Характерно, что с продвижением драмы вперед эти метафорические монологи все больше обращаются от реальных вещей к мистическим, иррациональным, сугубо внутренним переживаниям; они становятся все менее понятными внешне и все больше воздействуют на какие-то душевные, психические «рецепторы» восприятия. Это сильное эмоциональное воздействия в конечном итоге способствует усвоению того настроения пьесы, и тех ее смыслов, о которых было сказано выше. Мы видим в этом черты нового художественного стиля, законы которого будет сформулированы и выражены несколько позднее.

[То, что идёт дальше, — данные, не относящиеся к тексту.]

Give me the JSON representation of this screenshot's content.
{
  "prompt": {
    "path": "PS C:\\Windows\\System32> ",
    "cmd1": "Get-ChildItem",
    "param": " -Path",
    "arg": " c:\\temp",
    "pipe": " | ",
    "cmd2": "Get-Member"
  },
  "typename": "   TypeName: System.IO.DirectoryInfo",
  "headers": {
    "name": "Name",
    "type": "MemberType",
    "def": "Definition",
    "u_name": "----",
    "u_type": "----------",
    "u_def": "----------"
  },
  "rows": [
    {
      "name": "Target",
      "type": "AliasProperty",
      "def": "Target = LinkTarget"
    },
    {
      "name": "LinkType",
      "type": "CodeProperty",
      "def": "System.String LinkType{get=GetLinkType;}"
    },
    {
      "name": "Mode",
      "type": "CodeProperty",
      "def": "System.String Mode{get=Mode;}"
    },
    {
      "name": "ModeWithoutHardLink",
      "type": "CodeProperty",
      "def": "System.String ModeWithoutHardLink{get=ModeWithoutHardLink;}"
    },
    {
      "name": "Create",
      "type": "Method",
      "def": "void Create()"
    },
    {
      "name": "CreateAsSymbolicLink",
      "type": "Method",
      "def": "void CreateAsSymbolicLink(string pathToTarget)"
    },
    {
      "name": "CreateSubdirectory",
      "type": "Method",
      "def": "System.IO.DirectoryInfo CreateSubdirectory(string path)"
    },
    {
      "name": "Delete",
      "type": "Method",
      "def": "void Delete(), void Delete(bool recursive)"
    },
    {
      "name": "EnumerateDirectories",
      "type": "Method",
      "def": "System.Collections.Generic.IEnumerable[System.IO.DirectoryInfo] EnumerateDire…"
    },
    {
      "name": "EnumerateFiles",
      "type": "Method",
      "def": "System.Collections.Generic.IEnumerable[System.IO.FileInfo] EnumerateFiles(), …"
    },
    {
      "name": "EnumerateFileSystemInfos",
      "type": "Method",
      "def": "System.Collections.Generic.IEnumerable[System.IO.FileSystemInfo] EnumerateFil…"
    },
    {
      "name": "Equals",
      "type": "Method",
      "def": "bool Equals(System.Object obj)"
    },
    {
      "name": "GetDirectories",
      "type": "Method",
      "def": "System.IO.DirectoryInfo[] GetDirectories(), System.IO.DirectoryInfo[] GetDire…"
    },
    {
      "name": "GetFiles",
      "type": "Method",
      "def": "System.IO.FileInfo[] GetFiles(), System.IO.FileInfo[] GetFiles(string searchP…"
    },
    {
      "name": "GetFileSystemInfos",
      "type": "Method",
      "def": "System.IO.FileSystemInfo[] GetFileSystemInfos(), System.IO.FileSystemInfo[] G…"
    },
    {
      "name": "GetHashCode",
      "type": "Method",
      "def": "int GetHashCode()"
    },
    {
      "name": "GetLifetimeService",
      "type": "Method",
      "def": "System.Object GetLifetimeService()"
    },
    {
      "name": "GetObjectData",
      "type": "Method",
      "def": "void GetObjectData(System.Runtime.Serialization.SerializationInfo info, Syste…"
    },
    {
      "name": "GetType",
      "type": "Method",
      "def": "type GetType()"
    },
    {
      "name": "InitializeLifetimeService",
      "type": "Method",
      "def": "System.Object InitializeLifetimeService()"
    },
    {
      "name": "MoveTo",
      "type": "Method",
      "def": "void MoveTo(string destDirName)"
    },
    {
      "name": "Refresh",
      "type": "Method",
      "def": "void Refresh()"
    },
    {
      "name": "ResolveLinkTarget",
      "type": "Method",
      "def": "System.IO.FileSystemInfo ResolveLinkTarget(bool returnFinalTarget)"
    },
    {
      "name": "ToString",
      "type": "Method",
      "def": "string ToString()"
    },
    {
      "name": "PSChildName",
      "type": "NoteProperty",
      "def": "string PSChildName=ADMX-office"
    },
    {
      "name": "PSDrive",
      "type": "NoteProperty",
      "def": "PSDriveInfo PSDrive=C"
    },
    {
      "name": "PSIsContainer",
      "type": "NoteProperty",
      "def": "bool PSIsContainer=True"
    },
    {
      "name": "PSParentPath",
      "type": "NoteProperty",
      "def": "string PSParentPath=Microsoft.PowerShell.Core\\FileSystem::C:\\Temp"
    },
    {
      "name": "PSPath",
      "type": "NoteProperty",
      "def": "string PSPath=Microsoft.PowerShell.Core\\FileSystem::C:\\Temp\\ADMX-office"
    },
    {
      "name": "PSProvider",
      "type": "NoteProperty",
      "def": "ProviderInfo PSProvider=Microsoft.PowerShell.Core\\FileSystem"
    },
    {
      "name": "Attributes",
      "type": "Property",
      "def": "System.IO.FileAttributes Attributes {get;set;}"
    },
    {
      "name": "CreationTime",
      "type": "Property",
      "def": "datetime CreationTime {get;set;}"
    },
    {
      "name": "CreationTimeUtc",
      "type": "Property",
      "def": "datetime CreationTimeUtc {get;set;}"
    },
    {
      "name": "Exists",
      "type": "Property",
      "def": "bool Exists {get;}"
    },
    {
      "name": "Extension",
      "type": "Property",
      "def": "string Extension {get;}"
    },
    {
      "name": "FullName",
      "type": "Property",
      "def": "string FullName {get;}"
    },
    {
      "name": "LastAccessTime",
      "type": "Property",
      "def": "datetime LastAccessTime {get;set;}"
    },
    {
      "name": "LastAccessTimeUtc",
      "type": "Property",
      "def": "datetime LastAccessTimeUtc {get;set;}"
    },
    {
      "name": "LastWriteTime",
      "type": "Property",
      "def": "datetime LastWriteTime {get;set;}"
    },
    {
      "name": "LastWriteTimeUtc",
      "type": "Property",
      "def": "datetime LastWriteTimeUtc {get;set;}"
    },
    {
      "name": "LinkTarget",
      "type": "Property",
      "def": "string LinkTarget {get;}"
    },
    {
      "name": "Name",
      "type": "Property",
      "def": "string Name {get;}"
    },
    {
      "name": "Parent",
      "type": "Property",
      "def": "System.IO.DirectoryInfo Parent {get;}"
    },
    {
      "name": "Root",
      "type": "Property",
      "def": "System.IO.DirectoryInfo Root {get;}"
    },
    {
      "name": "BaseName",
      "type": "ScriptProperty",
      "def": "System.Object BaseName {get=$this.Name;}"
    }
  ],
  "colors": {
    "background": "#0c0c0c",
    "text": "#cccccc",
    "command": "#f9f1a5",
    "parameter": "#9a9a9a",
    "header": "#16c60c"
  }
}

На наш взгляд, Н.А. Чаев, продолжая художественные поиски А.Н. Островского, идет дальше, являясь в какой-то степени, «промежуточным звеном» на пути к «новой драме», для которой выражение иррациональных субстанций станет главной задачей и пусть в другом пространстве (не истории) она будет использовать приемы, сходные с теми, которые интуитивно находил Н.А. Чаев в своей исторической драматургии.
Примечания
1 См., например: Лотман Л.М. Драматургия шестидесятых годов (общий обзор) // История русской литературы в 10 ТТ., т.8, Ч.II, СС.400-401; Ее же А.Н. Островский и русская драматургия его времени., М.-Л., 1961. СС. 271-273.
2 Анненков П.В. Чаев и гр. А.К. Толстой в 1866 г. // Анненков П.В. Воспоминания и критические очерки, СПб, 1879, Ч.II. СС.323-324.
3 См.: Скабичевский А.М. Соч. Т.1., СПб., 1903, СС. 783-788.
4 См.: Писарев Д.И. Прогулка по садам российской словесности // Писарев Д.И. Литературная критика в 3 ТТ., Т.2, Л., С.275-276.
5 Островский А.Н. Дмитрий Самозванец и Василий Шуйский. // Островский А.Н. Полное собрание сочинений. В 16 т.
6 Чаев Н.А. Дмитрий Самозванец. // Эпоха, 1865, Т1.
7 Чаев Н.А. Царь и великий князь всея Руси Василий Иванович Шуйский. М.,1886.
8 См. подробнее: Дризен Н.В. Эпизод из жизни А.Н. Островского // Исторический вестник, 1906, № 11, С.528-543.
9 Чаев Н.А. Князь Александр Михайлович Тверской. Б.м. и г.
10 Весёлкин Ф. Лакомый кусок // Гласный суд. – 1867. – №155. – 12 марта. – С.3.
11 Анненков П.В. Там же, С.323.
12 См. Виролайнен М.Н. Историческая драматургия 1850-1870-х гг. // История русской драматургии. Вторая половина XIX – начало XX вв. – М.1984. – С.309-335.
13 Погодин М.П. История в лицах о Дмитрии Самозванце. М., 1835.